In light of the potential involvement of HERV-encoded proviral proteins in disease development (Giménez-Orenga and Oltra, 2021a) and to deepen the analysis of disease-specific HERV fingerprints, we then determined the proportion of these HERV fingerprints corresponding to solitary and proviral elements, as well as the different subdomains of the HERV structure according to probe detection in the microarrays i.e., LTR containing regulatory sequences vs. gag, pol, and env protein-coding genes. Although functional information of these sequences is quite limited, the nature of the detected HERV motifs may inform of potential regulatory mechanisms leading to or perpetuating disease status (e.g., toxic env proteins or non-coding regulatory sequences). In agreement with hg38 HERV genomic data, it was found that the great majority of the dysregulated HERV loci corresponded to solitary LTR elements, which are known to be the most abundant in our genome, with few exceptions corresponding to proviral HERV (Fig. 2F, Fig. S3).
Lastly, given the potential of HERV LTRs to influence the expression of neighboring genes through the regulatory elements they hold, we examined the genomic context of the DE HERV loci by cluster (Fig. 2G, Fig. S4).

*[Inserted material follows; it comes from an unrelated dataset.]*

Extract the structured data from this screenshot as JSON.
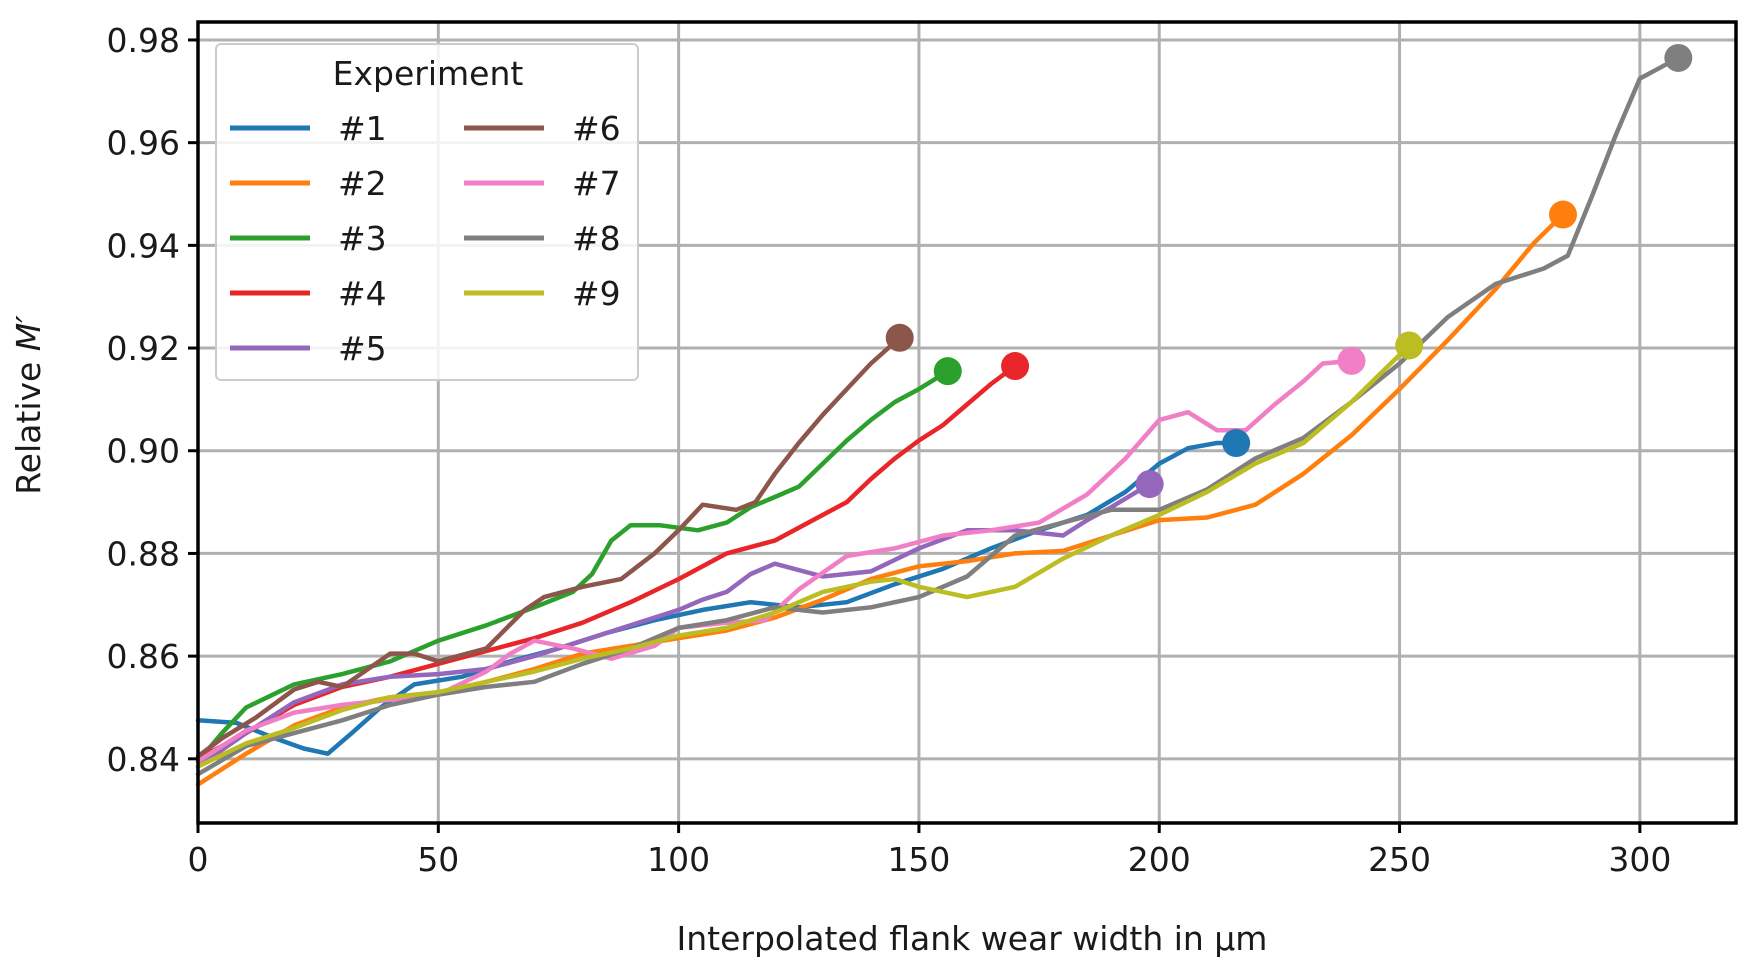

Although not allocating significant association to promoter regions, repressed loci in ME/CFS (Cluster 2) and overexpressed loci in FM (Cluster 3) were significantly associated with gene 3’ endings, and silenced loci in the three pathologies (Cluster 4) significantly associated with intronic regions. These results suggest that the molecular mechanisms by which disease-specific deregulated HERV loci could be participating in the development or maintenance of disease likely involve changes in transcript turnover or availability of alternative splicing events. In addition, DE analysis of intergenic solo LTRs show that they are underexpressed in ME/CFS (Fig. S5), pointing at the participation of epigenetic regulatory mechanisms in the disease.
HERV fingerprints associate with abnormal immune gene expression
Since disease-associated HERV derangement could indicate, even mediate, differences in global gene expression, we proceeded to analyze potential associations between disease-associated HERV fingerprints and a set of genes involved in eight pathways (immunity, inflammation, cancer, central nervous system disorders, differentiation, telomere maintenance, chromatin structure, and gag-like genes) detected by probes present in this same HERV-V3 high-density microarrays (Becker et al., 2017). Differential transcript analysis revealed 368 genes (1,037 probesets) DE between at least two study groups (FDR<0.1 and |log2FC|>1) (Table S6). In line with DE HERV expression, ME/CFS immune cells showed a more accused dysregulation in gene expression profiles compared to FM’s and co-diagnosed groups (Fig. S6A). Hierarchical clustering of samples and PCA based on DE genes, however, did not cluster all samples by study group as HERV signatures did, with the only exception of ME/CFS subgroup 2, which exhibited a markedly different gene expression profile further supporting its distinction from the remaining study groups (Fig. S6B).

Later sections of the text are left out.